Claims of Overblown Meditation Benefits
People have been meditating for thousands of years. Over this time frame, millions have reaped the benefits of meditation. There have been many studies and conclusions that speak volumes of positive praise for meditation. Why then, is a Buddhism expert calling for science to re-think meditation claims? In an article in the Sydney Morning Herald on dated April 10, 2012 called, “Buddhism expert wants science to rethink meditation claims”, the author writes,
SCIENTIFIC studies purporting to show the ancient Buddhist practice of meditation leads to permanent beneficial changes in the brain rest on shaky foundations, a world authority on Buddhism has warned.Bernard Faure, a visiting professor of Buddhist studies at the University of Sydney, said in a recent Sydney Ideas talk that little was known about the impact of meditation on the brain, and the interpretation of research results had ”a lot of wishful thinking.”[Source]
Interpreting results of findings is as much an art as it is a science. Also, he has a point that we do know very little about the brain, but much more so than, say, 100 years ago. Recent studies have pointed to the possibility that meditation increases grey matter in certain regions of the brain. This is in addition to volumes of anecdotal evidence touting the benefits of meditation. However, one must look at both sides of any situation or claim and not jump to invalidate an opposing idea based on a closely held personal belief. To do so would be ego playing its role. The very practice of mindfulness leads one to see many sides to any given situation, as it destroys “beliefs” in favor of possibilities.

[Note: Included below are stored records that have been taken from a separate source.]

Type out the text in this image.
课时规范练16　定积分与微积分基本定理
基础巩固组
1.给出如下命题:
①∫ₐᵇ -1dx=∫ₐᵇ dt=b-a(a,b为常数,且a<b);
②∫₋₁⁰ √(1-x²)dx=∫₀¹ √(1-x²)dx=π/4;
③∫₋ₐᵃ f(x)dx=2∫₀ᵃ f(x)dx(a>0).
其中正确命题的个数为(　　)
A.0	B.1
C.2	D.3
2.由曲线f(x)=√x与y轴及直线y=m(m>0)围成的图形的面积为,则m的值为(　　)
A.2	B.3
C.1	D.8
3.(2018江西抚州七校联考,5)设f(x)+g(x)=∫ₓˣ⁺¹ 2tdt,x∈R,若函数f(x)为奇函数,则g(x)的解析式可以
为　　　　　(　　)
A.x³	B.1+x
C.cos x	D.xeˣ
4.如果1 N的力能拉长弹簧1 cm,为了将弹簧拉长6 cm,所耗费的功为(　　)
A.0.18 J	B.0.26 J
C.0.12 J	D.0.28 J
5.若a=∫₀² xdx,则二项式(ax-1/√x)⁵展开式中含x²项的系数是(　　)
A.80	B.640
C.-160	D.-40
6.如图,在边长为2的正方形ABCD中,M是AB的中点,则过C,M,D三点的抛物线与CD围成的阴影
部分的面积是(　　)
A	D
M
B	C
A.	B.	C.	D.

”The mutual validation of Tibetan Buddhism and neuroscience has generated a lot of funding on both sides,” Professor Faure said.

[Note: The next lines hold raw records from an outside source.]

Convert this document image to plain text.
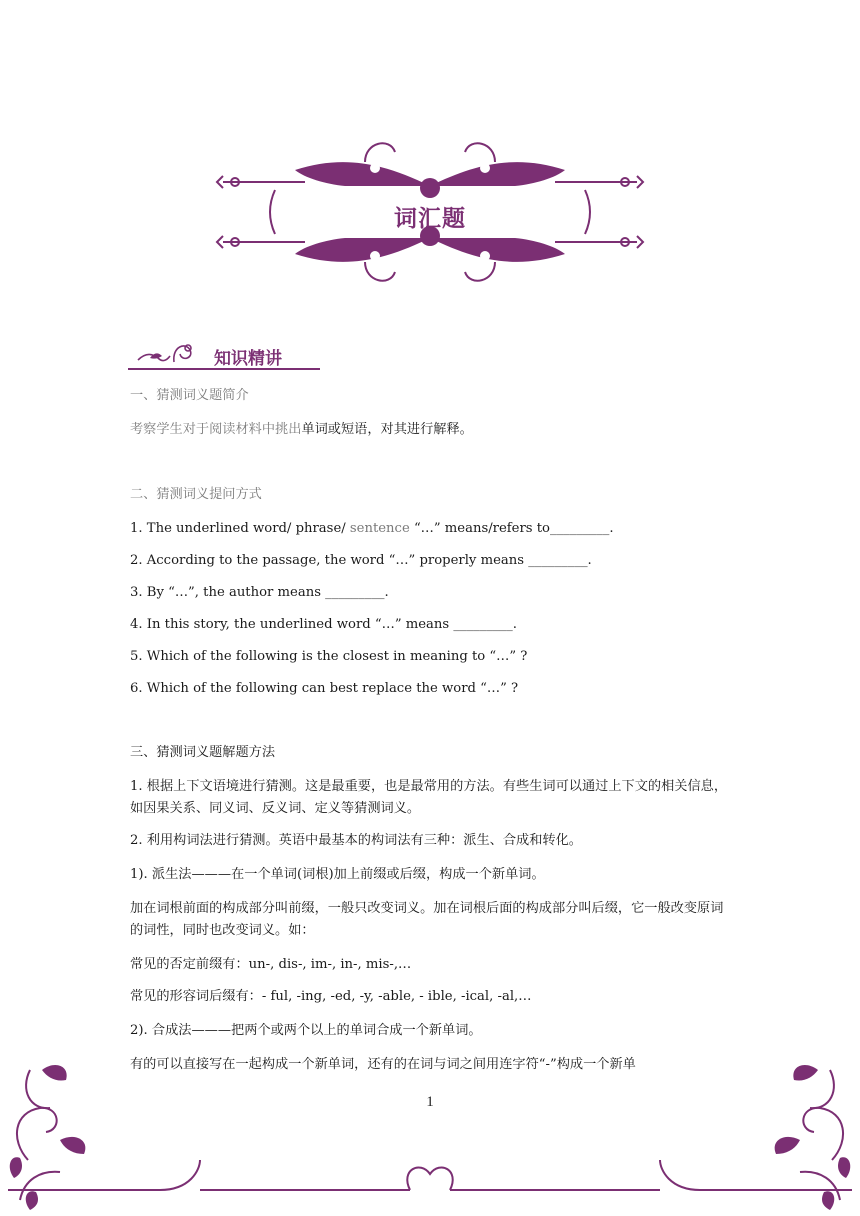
词汇题
知识精讲
一、猜测词义题简介
考察学生对于阅读材料中挑出单词或短语，对其进行解释。
二、猜测词义提问方式
1. The underlined word/ phrase/ sentence “…” means/refers to_________.
2. According to the passage, the word “…” properly means _________.
3. By “…”, the author means _________.
4. In this story, the underlined word “…” means _________.
5. Which of the following is the closest in meaning to “…” ?
6. Which of the following can best replace the word “…” ?
三、猜测词义题解题方法
1. 根据上下文语境进行猜测。这是最重要，也是最常用的方法。有些生词可以通过上下文的相关信息，如因果关系、同义词、反义词、定义等猜测词义。
2. 利用构词法进行猜测。英语中最基本的构词法有三种：派生、合成和转化。
1). 派生法———在一个单词(词根)加上前缀或后缀，构成一个新单词。
加在词根前面的构成部分叫前缀，一般只改变词义。加在词根后面的构成部分叫后缀，它一般改变原词的词性，同时也改变词义。如：
常见的否定前缀有：un-, dis-, im-, in-, mis-,…
常见的形容词后缀有：- ful, -ing, -ed, -y, -able, - ible, -ical, -al,…
2). 合成法———把两个或两个以上的单词合成一个新单词。
有的可以直接写在一起构成一个新单词，还有的在词与词之间用连字符“-”构成一个新单
1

But Professor Faure, who is also the Kao chair in Japanese religion at Columbia University, in the US, said the desire for quick results had “pre-empted robust critical questions”.
For one thing, the use of rectal thermometers and electrodes on the body was likely to interrupt the meditator’s concentration during experiments, he said.
Moreover, the study sizes were unreliably small, and despite the likely relevance to the results of the culturally specific origins and meanings of the mental states under study, neuroscientists had demonstrated little attempt to understand them.
Research Findings and Funding
Disturbing imagery and the assumption that electrodes allegedly disturb meditators aside, he has a point in that research results can be interpreted in different ways to get research funds. Still though, the possibility of seriously beneficial outcomes to practicing meditation warrant further research. I take these statements as a call for more controlled and investigative research concerning meditation. While the title of the article certainly makes those of us interested in meditation read the article, I find it more sensationalist than informative, but it certainly does the job of piquing interest.